Jake and Dinos Chapman: Great Deeds Against the Dead


So far so good, the Chapman’s work, though grotesque, seemed to be a homage to the work of the truly original artist, Francisco Goya. The Chapmans continued to achieve attention and a great deal of critical acclaim with a variety of provocative work, for instance mannequins of children with genitalia instead of faces and work that referenced Nazism.  Their piece, Death, which showed two sex dolls having oral sex in the 69 position, almost won them the Turner Prize, Britain’s most prestigious art prize.

The original print - Goya's Great Deeds Against the Dead
In 2003 they exhibited their Insult to Injury.  For this postmodern intervention they took an entire set of Goya’s The Disasters of War and systematically defaced every print by drawing the heads of clowns, mice and other funny faces on Goya’s work (see below). Writing in The Guardian, Jonathan Jones commented “in any terms, this [Goya’s The Disasters of War] is a treasure - and they have vandalised it.”

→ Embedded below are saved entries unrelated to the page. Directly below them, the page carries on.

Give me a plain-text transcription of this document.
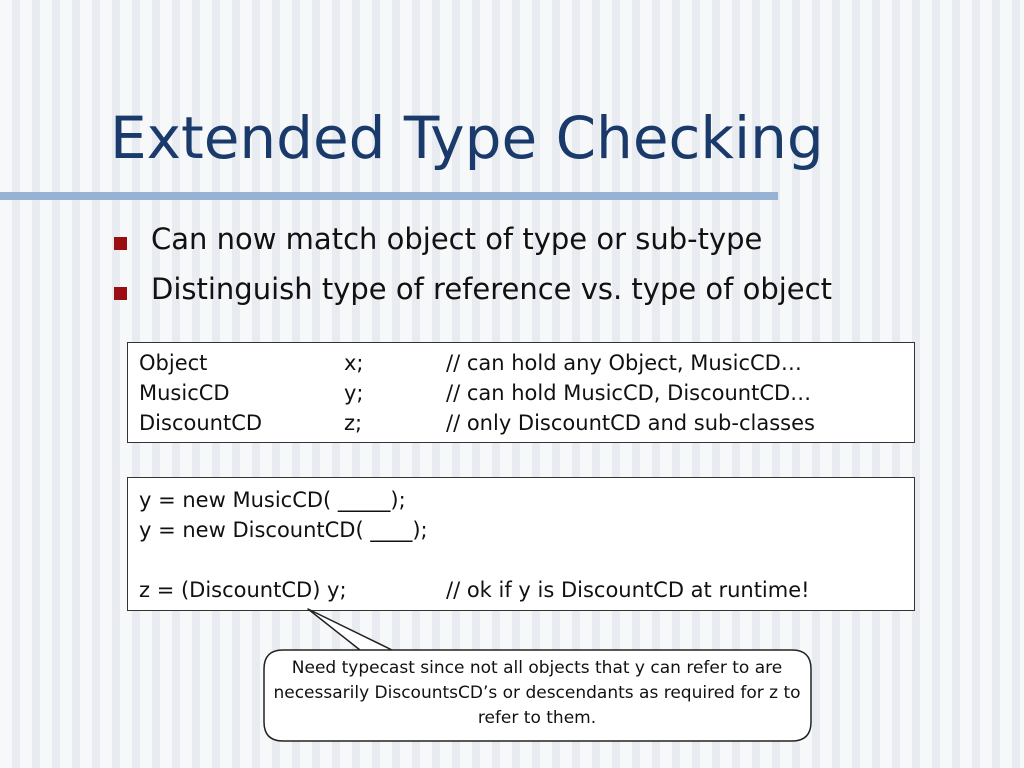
Extended Type Checking
Can now match object of type or sub-type
Distinguish type of reference vs. type of object
Object	x;	// can hold any Object, MusicCD…
MusicCD	y;	// can hold MusicCD, DiscountCD…
DiscountCD	z;	// only DiscountCD and sub-classes
y = new MusicCD( _____);
y = new DiscountCD( ____);
z = (DiscountCD) y;	// ok if y is DiscountCD at runtime!
Need typecast since not all objects that y can refer to are necessarily DiscountsCD’s or descendants as required for z to refer to them.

Jake and Dinos Chapman; from Insult to Injury

I am reminded of this now. I recently wrote a post about how a self-styled artist walked into the Tate Modern last month and defaced a work of Mark Rothko. For his pains, he will have his day in court. But the Chapmans have been widely celebrated for their defacement of Goya’s work. Is this a case of rich and famous artists being praised for defacing the work of another, while a poor and unknown artist is jailed for doing so? Does it matter that the Chapmans owned the copies of the prints that they vandalised, while the Rothko vandaliser did not?

Saturday, November 10, 2012

Rothko Painting Defaced




The fact that a Mark Rothko painting was defaced has been big news, reported by every British newspaper as well as the the BBC. In Rothko's homecountry the Washington Post reported, with horror, that the vandal was still "on the loose", making it sound like it was dangerous to let your children out of your sight with such a maniac at large.
On October 7th a man walked up to the Mark Rothko painting "Black on Maroon" and, with a thick black ink pen, defaced a work held in great reverence, by writing "Vladimir Umanets, 12, A Potential Piece of Yellowism". Cries of outrage were widely issued – how dare anyone vandalize a work from Saint Mark (though, it has to be admitted, with this particular painting experts don't even know which side is up). 

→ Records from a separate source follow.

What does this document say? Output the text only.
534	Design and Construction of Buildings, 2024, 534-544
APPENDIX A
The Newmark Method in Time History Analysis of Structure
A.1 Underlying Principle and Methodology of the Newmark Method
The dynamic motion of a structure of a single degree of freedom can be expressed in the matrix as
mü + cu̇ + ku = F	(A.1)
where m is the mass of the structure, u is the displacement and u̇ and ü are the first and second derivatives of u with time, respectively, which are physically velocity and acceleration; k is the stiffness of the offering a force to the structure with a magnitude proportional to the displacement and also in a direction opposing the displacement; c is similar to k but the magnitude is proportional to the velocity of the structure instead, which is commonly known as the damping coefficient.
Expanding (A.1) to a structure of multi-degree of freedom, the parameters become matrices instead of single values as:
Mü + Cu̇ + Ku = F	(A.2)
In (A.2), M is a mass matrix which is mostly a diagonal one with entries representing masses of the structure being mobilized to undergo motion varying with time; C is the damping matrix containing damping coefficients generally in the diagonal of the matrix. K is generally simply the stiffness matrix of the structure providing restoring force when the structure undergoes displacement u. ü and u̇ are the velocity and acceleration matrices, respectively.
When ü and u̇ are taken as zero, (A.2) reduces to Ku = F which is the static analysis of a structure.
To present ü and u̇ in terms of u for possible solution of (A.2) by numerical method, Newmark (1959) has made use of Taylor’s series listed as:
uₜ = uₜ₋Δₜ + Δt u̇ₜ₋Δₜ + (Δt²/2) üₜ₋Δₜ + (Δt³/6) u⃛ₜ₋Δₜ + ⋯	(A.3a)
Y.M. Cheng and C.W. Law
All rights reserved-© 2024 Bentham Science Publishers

Entering the Rothko space in the Tate Modern is like entering a sacred sanctuary. The pilgrims talk in hushed tones; they gaze at the pictures, like the Eastern Orthodox bowing down and praying before their sacred icons.  The fact that Rothko committed suicide simply adds to his aura.  He must have been touched by the ineffable; his mysterious paintings provide gateways into another realm, an escape from our tedious everyday existence. If you can drag yourself away from your iPhone briefly, and gaze into the depth of Rothko’s paintings, like the priesterly Simon Schama, you too will be saved, for a few moments. That’s why the Rothko space has more worshippers these days than Saint Paul’s cathedral. Never mind that Rothko and his fellow American Abstract Impressionists owed their popularity, and their inflated prices, to the CIA, operating covertly behind their front, the Congress for Cultural Freedom.

The 21st century vandal, was operating in the name of Yellowism, whatever that means. Their manifesto seems as silly as, well, admiring a Rothko painting only to discover later that it was hanging the wrong way round.

What the Yellowist's action has done is simply add another layer to the Rothko mythical narrative. We will no longer simply stare at Rothko’s painting, yearning intently for the promised calmness to embrace us, but we will then take a further moment to look at the bottom right hand corner, to assure ourselves that, once scared by a defacer, it has survived this crucifixion and been resurrected to its former sacred self.